Trump’s rhetoric about repealing Affordable Care Act (ACA) may sound like a negative for the health care industry, but could result in sizable tax savings to the BioTech sector.  Part of the ACA included a clause called the Branded Prescription Drug Fee, which imposes a tax on drug makers proportional to their market share.  A tax target for 2017 was set to be $4 billion.  This means that a drug manufacturer with a 10% market share of all branded drug sales could be responsible for $400 million (10% of $4 Billion) in taxes next year.  If the ACA is repealed, it could trigger some large tax savings and benefit biotech's bottom line handsomely.

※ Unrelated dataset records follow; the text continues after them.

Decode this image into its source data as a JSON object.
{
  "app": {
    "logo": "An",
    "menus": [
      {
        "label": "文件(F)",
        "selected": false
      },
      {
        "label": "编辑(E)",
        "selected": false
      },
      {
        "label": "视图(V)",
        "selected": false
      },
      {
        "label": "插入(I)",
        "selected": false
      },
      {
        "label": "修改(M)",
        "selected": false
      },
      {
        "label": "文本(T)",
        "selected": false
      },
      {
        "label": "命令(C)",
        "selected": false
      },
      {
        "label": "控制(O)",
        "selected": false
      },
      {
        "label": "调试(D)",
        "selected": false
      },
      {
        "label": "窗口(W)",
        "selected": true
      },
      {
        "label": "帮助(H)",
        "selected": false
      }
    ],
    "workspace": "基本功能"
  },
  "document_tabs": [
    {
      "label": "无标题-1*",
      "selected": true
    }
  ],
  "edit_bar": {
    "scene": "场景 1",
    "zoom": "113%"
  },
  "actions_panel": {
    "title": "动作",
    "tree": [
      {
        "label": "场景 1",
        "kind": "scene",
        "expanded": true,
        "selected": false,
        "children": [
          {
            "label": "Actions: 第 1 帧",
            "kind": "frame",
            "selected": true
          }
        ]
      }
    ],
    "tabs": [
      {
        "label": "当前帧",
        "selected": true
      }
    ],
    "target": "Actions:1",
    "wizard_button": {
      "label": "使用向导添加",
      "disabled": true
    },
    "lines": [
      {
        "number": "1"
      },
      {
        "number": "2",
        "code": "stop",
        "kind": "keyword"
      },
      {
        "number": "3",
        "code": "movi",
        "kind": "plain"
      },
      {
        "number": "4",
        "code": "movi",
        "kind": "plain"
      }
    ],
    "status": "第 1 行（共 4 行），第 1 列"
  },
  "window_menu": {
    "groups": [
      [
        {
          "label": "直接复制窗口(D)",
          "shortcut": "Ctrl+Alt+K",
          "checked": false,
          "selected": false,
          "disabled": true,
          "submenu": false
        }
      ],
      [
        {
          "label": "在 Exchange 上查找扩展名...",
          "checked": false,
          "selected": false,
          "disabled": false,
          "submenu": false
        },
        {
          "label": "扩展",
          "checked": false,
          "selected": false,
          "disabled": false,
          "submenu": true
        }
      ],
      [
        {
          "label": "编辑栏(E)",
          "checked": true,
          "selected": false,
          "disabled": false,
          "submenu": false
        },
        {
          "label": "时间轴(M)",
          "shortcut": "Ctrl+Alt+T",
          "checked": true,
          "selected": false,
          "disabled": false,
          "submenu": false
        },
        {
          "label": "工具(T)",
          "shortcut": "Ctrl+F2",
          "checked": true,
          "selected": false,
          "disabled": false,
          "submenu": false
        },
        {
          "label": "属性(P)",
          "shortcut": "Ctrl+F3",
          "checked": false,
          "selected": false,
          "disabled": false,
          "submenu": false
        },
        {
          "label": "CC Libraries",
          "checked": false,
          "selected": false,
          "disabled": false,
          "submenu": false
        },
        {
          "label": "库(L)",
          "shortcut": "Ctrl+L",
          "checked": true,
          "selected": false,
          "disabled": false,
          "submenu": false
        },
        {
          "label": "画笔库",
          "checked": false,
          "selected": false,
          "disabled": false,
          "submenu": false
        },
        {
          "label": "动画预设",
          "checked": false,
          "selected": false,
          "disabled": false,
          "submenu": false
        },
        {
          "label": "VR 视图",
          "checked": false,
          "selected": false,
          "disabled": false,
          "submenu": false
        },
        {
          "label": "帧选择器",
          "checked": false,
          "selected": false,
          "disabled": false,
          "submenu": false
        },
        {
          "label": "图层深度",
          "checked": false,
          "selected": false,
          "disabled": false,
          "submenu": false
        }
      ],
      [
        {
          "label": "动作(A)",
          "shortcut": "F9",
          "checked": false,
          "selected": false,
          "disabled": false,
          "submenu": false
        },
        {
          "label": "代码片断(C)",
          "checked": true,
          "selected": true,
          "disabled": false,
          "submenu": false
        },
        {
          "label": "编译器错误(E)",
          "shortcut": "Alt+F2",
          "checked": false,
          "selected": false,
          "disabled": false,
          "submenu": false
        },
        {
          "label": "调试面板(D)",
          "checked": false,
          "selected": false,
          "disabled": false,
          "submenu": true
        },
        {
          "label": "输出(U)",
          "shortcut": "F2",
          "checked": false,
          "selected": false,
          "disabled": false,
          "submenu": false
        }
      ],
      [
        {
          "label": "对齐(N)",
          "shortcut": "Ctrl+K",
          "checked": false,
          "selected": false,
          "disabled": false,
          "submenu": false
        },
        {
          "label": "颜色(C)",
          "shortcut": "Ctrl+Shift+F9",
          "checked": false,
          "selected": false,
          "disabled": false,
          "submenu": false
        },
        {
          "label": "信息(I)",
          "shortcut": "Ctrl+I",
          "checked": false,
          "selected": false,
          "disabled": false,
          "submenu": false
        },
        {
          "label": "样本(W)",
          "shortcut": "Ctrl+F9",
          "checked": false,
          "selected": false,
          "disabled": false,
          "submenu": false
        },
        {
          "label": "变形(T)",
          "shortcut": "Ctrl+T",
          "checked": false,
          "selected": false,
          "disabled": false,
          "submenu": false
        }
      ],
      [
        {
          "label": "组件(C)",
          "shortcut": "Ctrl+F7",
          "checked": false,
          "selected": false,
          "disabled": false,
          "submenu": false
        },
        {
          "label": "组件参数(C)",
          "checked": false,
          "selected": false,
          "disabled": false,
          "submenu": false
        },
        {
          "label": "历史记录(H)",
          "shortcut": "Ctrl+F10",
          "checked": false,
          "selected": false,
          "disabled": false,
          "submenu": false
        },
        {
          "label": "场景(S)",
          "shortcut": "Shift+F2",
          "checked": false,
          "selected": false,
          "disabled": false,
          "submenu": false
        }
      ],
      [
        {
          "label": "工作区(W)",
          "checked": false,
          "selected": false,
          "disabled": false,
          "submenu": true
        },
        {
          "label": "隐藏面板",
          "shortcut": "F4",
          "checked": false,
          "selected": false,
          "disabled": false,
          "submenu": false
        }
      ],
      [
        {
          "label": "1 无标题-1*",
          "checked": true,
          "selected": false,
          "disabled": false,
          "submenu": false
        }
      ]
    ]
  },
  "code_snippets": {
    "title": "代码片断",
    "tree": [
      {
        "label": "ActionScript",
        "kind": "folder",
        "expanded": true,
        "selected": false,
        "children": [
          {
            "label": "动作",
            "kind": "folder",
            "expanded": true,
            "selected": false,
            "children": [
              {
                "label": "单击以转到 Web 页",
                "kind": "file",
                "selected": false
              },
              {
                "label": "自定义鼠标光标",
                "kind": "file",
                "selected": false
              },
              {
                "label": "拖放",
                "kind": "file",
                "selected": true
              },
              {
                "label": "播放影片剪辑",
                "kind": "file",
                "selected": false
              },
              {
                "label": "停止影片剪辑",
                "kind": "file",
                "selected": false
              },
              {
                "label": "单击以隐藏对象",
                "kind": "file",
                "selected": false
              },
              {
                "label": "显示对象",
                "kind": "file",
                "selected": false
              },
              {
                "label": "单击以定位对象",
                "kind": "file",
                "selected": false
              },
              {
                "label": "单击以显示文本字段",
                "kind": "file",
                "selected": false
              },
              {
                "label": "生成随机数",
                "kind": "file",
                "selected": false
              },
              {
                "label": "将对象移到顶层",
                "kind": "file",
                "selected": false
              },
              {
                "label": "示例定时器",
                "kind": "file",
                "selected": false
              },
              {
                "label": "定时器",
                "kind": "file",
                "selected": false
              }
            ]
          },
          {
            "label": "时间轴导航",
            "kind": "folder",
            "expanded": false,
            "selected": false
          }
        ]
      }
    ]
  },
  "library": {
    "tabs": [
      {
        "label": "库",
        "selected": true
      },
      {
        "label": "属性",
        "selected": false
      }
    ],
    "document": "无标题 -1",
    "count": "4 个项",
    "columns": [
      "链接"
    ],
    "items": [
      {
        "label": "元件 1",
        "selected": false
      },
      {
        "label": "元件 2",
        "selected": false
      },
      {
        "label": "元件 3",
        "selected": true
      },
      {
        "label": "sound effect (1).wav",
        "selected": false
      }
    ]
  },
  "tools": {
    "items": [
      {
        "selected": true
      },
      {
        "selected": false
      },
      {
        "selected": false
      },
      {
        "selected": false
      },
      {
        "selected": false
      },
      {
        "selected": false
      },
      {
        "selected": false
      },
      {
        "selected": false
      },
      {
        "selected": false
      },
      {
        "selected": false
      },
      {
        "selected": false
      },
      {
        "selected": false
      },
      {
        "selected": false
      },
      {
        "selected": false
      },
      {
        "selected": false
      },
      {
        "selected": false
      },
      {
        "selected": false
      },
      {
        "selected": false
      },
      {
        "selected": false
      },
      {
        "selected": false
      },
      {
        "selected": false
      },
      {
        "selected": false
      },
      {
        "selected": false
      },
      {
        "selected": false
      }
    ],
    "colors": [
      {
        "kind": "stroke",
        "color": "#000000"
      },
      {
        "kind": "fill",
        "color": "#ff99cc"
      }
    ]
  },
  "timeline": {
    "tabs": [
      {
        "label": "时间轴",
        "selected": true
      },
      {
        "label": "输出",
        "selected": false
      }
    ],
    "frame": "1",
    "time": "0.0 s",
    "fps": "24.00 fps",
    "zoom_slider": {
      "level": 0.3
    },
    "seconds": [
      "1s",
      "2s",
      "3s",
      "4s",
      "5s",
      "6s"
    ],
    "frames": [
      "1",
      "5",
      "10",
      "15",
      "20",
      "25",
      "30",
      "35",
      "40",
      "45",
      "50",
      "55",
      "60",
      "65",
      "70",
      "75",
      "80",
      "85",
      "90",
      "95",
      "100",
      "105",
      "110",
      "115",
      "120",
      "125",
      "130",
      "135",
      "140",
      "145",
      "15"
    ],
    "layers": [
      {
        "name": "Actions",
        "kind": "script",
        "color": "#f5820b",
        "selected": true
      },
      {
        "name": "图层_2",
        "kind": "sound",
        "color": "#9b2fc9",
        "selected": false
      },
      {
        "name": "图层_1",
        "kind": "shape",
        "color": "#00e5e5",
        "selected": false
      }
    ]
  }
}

Interest rates may tick up but should remain relatively low for the foreseeable future.
Although we expect to see a .25% increase in interest rates at the December Fed meeting, we suspect that we will continue to be in a low interest rate environment for the near future. Global interest rates remain historically low, and we suspect they will remain that way for some time.

Stock market valuations are elevated.  The long-term outlook looks less appealing.
US stock valuations are stretched, and although we are still optimistic of improved corporate earnings, we feel that investors are still paying a large premium to own stocks.  Caution should be exercised in stock selection.  A stronger US dollar may be problematic for large multinational companies that have been market leaders thus far in 2016.   

Investors should consider the risk / reward trade-off with any new investments and adjust long-term expectations.
In general, we tend to favor alternatives sources of return, such as high yield bonds, floating rate bonds, gold, real estate, and convertible bonds, as we believe the risk / reward trade-off is more favorable in those asset classes.